Timing is everything, and at the end of a week that brought fresh hope of a takeover at Everton, Sean Dyche finally tasted his first Premier League victory of the season. A fresh start does not have to be confined to the boardroom. Everton claimed their first three points courtesy of a superb double from Dwight McNeil plus a second-half transformation. Defeat was truly galling for Crystal Palace and their manager Oliver Glasner.
The visitors were vastly superior before the interval and deservedly led through Marc Guéhi’s poacher’s finish. But they had no answer to McNeil’s excellence or solutions to Everton’s improved organisation after the break. A lack of confidence would have been understandable from both teams given they had failed to register a single league win between them before kick-off. But only Everton displayed signs of it during a first-half performance that faded from promising to error-strewn.
Ideas were lacking too in comparison to Palace while the dreadful body language of Jesper Lindstrøm, who threw his arms up as if in surrender after losing possession yet again shortly before the break, further irritated an increasingly restless home crowd. It was no surprise to see the ineffective Denmark international, a summer loan recruit from Napoli, hooked at half-time. The Palace trio of Adam Wharton, Daichi Kamada and Eberechi Eze ran the first-half show, dissecting Everton’s midfield repeatedly.
Cutting off the supply line to Eze contributed significantly to the hosts’ second-half recovery. They would have had to overcome a bigger deficit had Palace’s final ball matched the quality of their counterattacking play. A first appearance of the season for Jarrad Branthwaite offered Everton hope of much-needed defensive improvement but they conceded early to another set-piece goal.
Lindstrøm appeared to have dealt with Wharton’s low corner only for Kamada to dispossess the winger easily inside the penalty area. Wharton’s second bite was floated to the back post, where Daniel Muñoz headed down for Marc Guéhi to touch home at the near post. James Tarkowski and particularly Jordan Pickford were unconvincing in reacting to the danger. Pickford had a few lapses in the first half, spilling a Jefferson Lerma header from another Wharton corner.
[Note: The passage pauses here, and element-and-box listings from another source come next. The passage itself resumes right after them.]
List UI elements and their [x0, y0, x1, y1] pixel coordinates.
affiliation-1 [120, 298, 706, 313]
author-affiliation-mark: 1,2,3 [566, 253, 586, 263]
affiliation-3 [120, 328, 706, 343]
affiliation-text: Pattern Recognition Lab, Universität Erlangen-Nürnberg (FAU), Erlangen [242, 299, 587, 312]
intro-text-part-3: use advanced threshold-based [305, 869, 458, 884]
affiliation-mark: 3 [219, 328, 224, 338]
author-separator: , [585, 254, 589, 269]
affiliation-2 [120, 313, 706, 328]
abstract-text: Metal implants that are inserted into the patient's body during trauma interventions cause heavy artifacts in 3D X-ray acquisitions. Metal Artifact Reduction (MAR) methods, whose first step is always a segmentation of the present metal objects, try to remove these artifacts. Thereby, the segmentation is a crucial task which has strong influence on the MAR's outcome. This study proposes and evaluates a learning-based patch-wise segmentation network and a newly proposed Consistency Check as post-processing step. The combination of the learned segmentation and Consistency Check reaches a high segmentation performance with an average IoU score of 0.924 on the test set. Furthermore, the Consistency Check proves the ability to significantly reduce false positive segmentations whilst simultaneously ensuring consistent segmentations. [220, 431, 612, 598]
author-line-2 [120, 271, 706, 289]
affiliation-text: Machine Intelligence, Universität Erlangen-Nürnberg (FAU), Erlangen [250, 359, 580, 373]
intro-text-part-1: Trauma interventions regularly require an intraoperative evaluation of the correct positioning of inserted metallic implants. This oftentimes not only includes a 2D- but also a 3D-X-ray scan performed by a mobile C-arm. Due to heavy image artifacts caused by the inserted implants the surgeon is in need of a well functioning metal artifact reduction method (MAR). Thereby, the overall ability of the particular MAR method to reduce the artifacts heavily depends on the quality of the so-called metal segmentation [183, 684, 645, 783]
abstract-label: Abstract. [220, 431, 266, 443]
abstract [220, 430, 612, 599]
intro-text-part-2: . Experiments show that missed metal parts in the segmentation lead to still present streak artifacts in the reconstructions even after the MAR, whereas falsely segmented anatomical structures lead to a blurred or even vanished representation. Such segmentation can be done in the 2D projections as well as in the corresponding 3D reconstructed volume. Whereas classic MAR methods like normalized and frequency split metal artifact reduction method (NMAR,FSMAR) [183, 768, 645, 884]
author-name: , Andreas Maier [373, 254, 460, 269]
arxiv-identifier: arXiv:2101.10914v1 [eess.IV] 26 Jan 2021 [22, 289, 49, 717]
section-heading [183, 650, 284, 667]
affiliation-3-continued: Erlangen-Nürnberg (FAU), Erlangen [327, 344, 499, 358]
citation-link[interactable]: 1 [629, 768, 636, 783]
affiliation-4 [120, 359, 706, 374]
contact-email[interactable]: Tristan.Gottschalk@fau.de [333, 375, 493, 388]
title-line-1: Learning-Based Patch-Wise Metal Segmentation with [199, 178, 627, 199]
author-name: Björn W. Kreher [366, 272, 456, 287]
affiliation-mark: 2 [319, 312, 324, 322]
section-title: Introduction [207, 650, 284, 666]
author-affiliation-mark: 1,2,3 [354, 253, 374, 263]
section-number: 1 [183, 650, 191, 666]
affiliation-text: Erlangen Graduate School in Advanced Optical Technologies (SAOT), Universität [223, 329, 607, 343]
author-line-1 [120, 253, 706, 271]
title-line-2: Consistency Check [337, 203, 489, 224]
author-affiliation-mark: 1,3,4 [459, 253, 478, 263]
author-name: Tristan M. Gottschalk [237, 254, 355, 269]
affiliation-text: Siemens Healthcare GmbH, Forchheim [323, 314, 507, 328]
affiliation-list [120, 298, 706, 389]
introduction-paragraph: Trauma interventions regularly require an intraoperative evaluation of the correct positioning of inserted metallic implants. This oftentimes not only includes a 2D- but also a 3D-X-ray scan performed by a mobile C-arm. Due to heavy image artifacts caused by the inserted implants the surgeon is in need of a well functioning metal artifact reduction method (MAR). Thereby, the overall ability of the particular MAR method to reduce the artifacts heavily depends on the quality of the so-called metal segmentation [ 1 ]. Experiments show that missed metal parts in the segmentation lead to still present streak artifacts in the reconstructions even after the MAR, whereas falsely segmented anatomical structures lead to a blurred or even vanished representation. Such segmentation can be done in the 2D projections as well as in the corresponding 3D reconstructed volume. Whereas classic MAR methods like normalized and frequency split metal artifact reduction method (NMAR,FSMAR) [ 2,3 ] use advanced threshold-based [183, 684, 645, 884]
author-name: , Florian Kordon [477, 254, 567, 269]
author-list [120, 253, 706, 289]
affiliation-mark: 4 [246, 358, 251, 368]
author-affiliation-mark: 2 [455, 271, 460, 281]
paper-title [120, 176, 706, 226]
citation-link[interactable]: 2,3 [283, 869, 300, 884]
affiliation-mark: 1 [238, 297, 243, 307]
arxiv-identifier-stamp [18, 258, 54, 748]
Iliman Ndiaye saved the Everton goalkeeper by blocking Muñoz’s follow-up. Tarkowski blocked Eddie Nketiah’s drive from the resulting corner, sending the ball spinning in the air and towards his own goal. Pickford was unable to collect and this time Ashley Young intervened with a vital clearance. Tarkowski took both ball and man when Jean-Philippe Mateta cut inside Branthwaite inside the Everton penalty area. Referee Andrew Madley allowed play to continue until the central defender scythed through Eze too.
Boos followed Everton down the tunnel at half-time. They were transformed when returning for the second half by the collective effort to shut down Palace’s midfield dominance and two flashes of brilliance from McNeil. The visitors were caught cold two minutes after the restart when Young intercepted Kamada’s attempted pass to Eze. The veteran found McNeil in space and, from 25 yards out in his new central position, the No 7 curled a magnificent shot beyond Dean Henderson and into the top corner.
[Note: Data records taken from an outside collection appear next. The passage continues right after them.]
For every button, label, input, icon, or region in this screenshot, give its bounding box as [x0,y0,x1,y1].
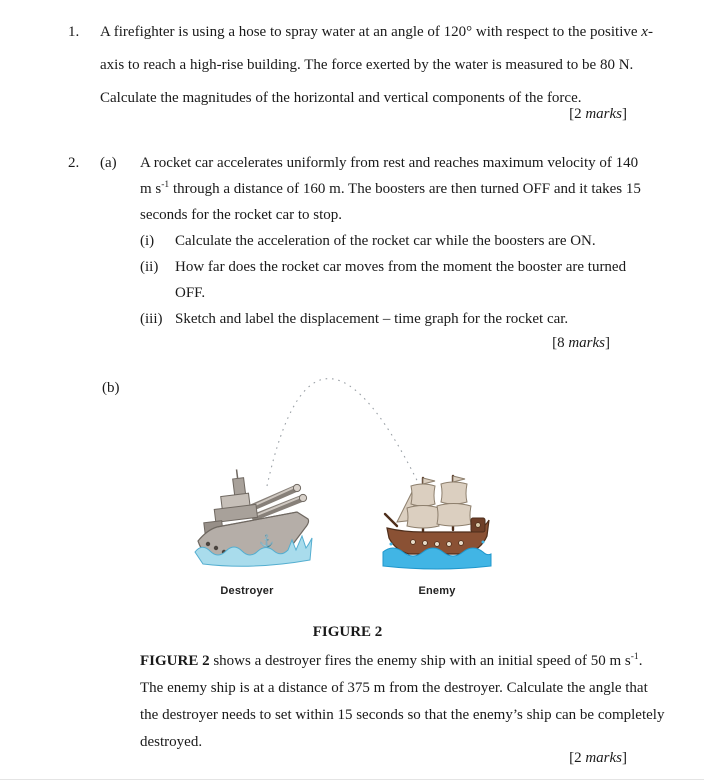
text-line: axis to reach a high-rise building. The force exerted by the water is measured to be 80 N. [100,57,634,73]
anchor-icon: ⚓ [259,534,274,548]
text-line: OFF. [175,285,206,301]
text-line [100,16,653,49]
subitem-ii-roman: (ii) [140,259,159,275]
q1-line1-tail: - [647,24,653,40]
question-1 [68,16,653,115]
marks-word: marks [585,750,622,766]
q2b-line1-text: shows a destroyer fires the enemy ship with an initial speed of 50 m s [209,653,631,669]
figure-2-bold-ref: FIGURE 2 [140,653,210,669]
question-1-number: 1. [68,24,80,40]
question-2a-label: (a) [100,155,117,171]
marks-word: marks [568,335,605,351]
question-2b-marks [140,746,627,770]
projectile-trajectory-dotted-arc [95,358,635,608]
question-1-text [100,16,653,115]
subitem-ii-text [175,254,627,306]
enemy-ship-illustration [383,470,491,570]
page-bottom-rule [0,779,704,780]
subitem-ii [140,254,627,306]
text-line: Calculate the magnitudes of the horizontal and vertical components of the force. [100,90,582,106]
q1-line1-text: A firefighter is using a hose to spray water at an angle of 120° with respect to the positive [100,24,642,40]
q2a-line2-text: m s [140,181,162,197]
destroyer-ship-illustration [193,464,315,576]
text-line: Calculate the acceleration of the rocket car while the boosters are ON. [175,233,596,249]
question-1-marks [68,102,627,126]
text-line: The enemy ship is at a distance of 375 m from the destroyer. Calculate the angle that [140,680,648,696]
q1-italic-x: x [641,24,648,40]
question-2a [68,150,641,332]
subitem-iii-roman: (iii) [140,311,163,327]
question-2b-label: (b) [102,380,120,396]
subitem-i-roman: (i) [140,233,155,249]
marks-close: ] [622,106,627,122]
subitem-iii-text [175,306,627,332]
text-line: destroyed. [140,734,203,750]
text-line: How far does the rocket car moves from the moment the booster are turned [175,259,627,275]
text-line: A rocket car accelerates uniformly from rest and reaches maximum velocity of 140 [140,155,639,171]
destroyer-label: Destroyer [220,585,274,597]
subitem-i-text [175,228,627,254]
superscript-minus-one: -1 [630,652,639,662]
superscript-minus-one: -1 [161,180,170,190]
question-2a-text [140,150,641,332]
text-line [140,648,643,675]
text-line: the destroyer needs to set within 15 seconds so that the enemy’s ship can be completely [140,707,665,723]
text-line [140,176,641,202]
text-line: seconds for the rocket car to stop. [140,207,343,223]
marks-close: ] [605,335,610,351]
figure-2-caption: FIGURE 2 [312,624,383,640]
marks-close: ] [622,750,627,766]
enemy-label: Enemy [418,585,456,597]
question-2a-marks [68,331,610,355]
text-line: Sketch and label the displacement – time graph for the rocket car. [175,311,569,327]
subitem-i [140,228,627,254]
subitem-iii [140,306,627,332]
question-2-number: 2. [68,155,80,171]
marks-open: [2 [569,106,586,122]
figure-2-illustration [95,358,635,608]
q2a-line2-tail: through a distance of 160 m. The boosters are then turned OFF and it takes 15 [169,181,641,197]
marks-open: [2 [569,750,586,766]
marks-word: marks [585,106,622,122]
marks-open: [8 [552,335,569,351]
q2b-line1-tail: . [638,653,643,669]
question-2b-text [140,648,665,756]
It was similar to a match-winning goal that McNeil struck against Everton for Dyche’s Burnley several years ago. He was not done there. Lindstrøm’s replacement, Jack Harrison, created McNeil’s second with a delightful cross to the far post after Pickford had launched a free-kick into the Palace area. McNeil flicked the ball up and over Nketiah, then swept an unstoppable volley under Henderson.
The game, the mood and the belief was turned on its head. Abdoulaye Doucouré should have sealed victory when played through on goal by Dominic Calvert-Lewin. Just as he shaped to shoot, however, Maxence Lacroix took the ball off his toes. Palace piled on the pressure in the closing stages with Goodison gripped by tension having seen Everton squander three leads in succession in the Premier League. But not this time. Branthwaite, Tarkowski and Young were to the fore as they repelled the visitors’ loaded front line to leave Glasner wondering where his first league win of the season will come from.